Namun kemudian dalam debat yang sama ia menggunakan argumen yang populer di kalangan para pendukung kepergian tanpa kesepakatan, mengusulkan untuk menahan uang dari Uni Eropa untuk mengintimidasi blok itu agar setuju mundur di atas perbatasan Irlandia Utara.

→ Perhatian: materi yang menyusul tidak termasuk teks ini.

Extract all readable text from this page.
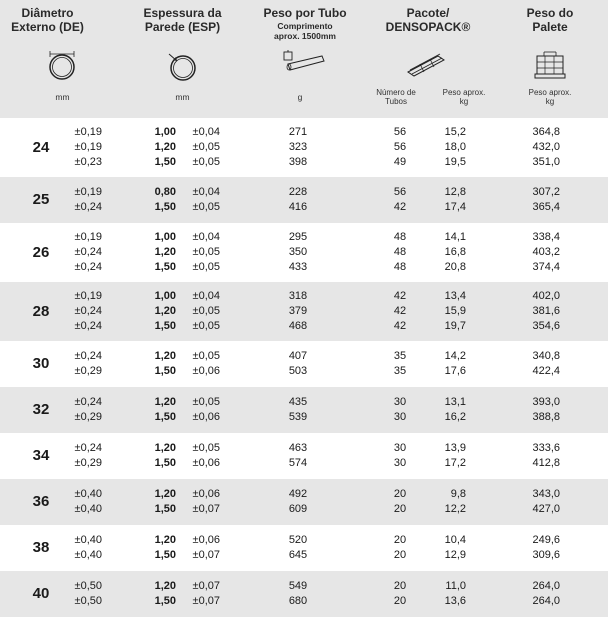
Diâmetro Externo (DE)
mm
Espessura da Parede (ESP)
mm
Peso por Tubo
Comprimento aprox. 1500mm
g
Pacote/ DENSOPACK®
Número de Tubos
Peso aprox. kg
Peso do Palete
Peso aprox. kg
24
±0,19	1,00	±0,04	271	56	15,2	364,8
±0,19	1,20	±0,05	323	56	18,0	432,0
±0,23	1,50	±0,05	398	49	19,5	351,0
25	±0,19	0,80	±0,04	228	56	12,8	307,2
±0,24	1,50	±0,05	416	42	17,4	365,4
26
±0,19	1,00	±0,04	295	48	14,1	338,4
±0,24	1,20	±0,05	350	48	16,8	403,2
±0,24	1,50	±0,05	433	48	20,8	374,4
28
±0,19	1,00	±0,04	318	42	13,4	402,0
±0,24	1,20	±0,05	379	42	15,9	381,6
±0,24	1,50	±0,05	468	42	19,7	354,6
30	±0,24	1,20	±0,05	407	35	14,2	340,8
±0,29	1,50	±0,06	503	35	17,6	422,4
32	±0,24	1,20	±0,05	435	30	13,1	393,0
±0,29	1,50	±0,06	539	30	16,2	388,8
34	±0,24	1,20	±0,05	463	30	13,9	333,6
±0,29	1,50	±0,06	574	30	17,2	412,8
36	±0,40	1,20	±0,06	492	20	9,8	343,0
±0,40	1,50	±0,07	609	20	12,2	427,0
38	±0,40	1,20	±0,06	520	20	10,4	249,6
±0,40	1,50	±0,07	645	20	12,9	309,6
40	±0,50	1,20	±0,07	549	20	11,0	264,0
±0,50	1,50	±0,07	680	20	13,6	264,0
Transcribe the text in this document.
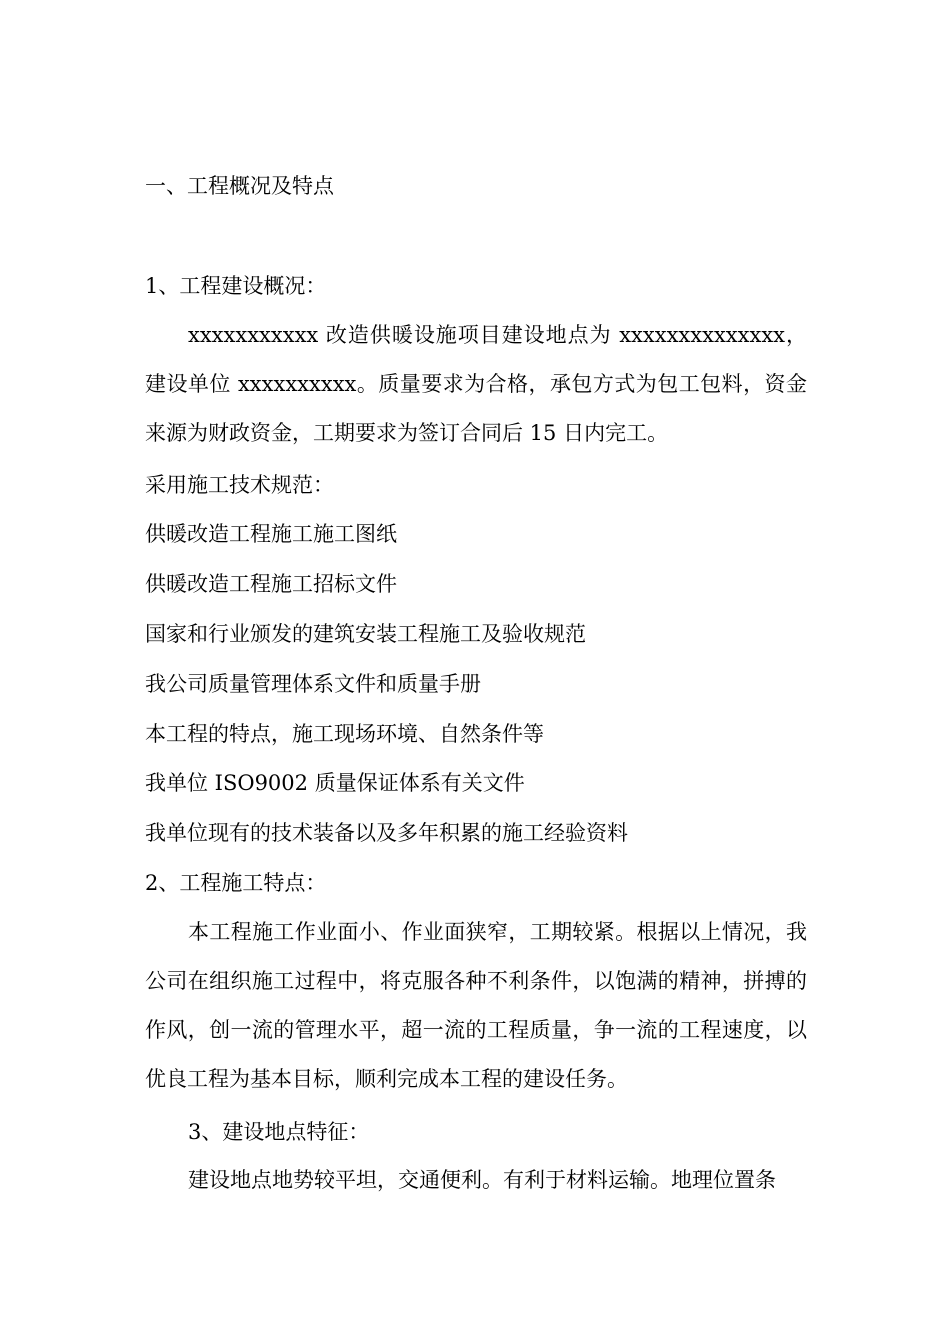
一、工程概况及特点
1、工程建设概况：
xxxxxxxxxxx 改造供暖设施项目建设地点为 xxxxxxxxxxxxxx，建设单位 xxxxxxxxxx。质量要求为合格，承包方式为包工包料，资金来源为财政资金，工期要求为签订合同后 15 日内完工。
采用施工技术规范：
供暖改造工程施工施工图纸
供暖改造工程施工招标文件
国家和行业颁发的建筑安装工程施工及验收规范
我公司质量管理体系文件和质量手册
本工程的特点，施工现场环境、自然条件等
我单位 ISO9002 质量保证体系有关文件
我单位现有的技术装备以及多年积累的施工经验资料
2、工程施工特点：
本工程施工作业面小、作业面狭窄，工期较紧。根据以上情况，我公司在组织施工过程中，将克服各种不利条件，以饱满的精神，拼搏的作风，创一流的管理水平，超一流的工程质量，争一流的工程速度，以优良工程为基本目标，顺利完成本工程的建设任务。
3、建设地点特征：
建设地点地势较平坦，交通便利。有利于材料运输。地理位置条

Pemungutan suara hari Selasa membuat Johnson memenangkan suara 126 anggota parlemen, hampir tiga kali lebih banyak dari posisi kedua, Menteri Luar Negeri Jeremy Hunt dengan 46. Sekretaris Lingkungan Michael Gove di tempat ketiga dengan 41 suara, dan Sekretaris Pembangunan Internasional Rory Stewart di tempat keempat dengan 37. Sekretaris Rumah Sajid Javid memiliki 33, minimum yang diperlukan untuk tetap dalam kontes. Dominic Raab, dengan 30 suara, tersingkir. Anggota parlemen Tory memilih lagi hari Rabu dan Kamis.

Sementara itu The Times melaporkan bahwa pemimpin Partai Buruh oposisi Jeremy Corbyn sedang mempersiapkan untuk mendukung referendum Brexit kedua dalam semua situasi.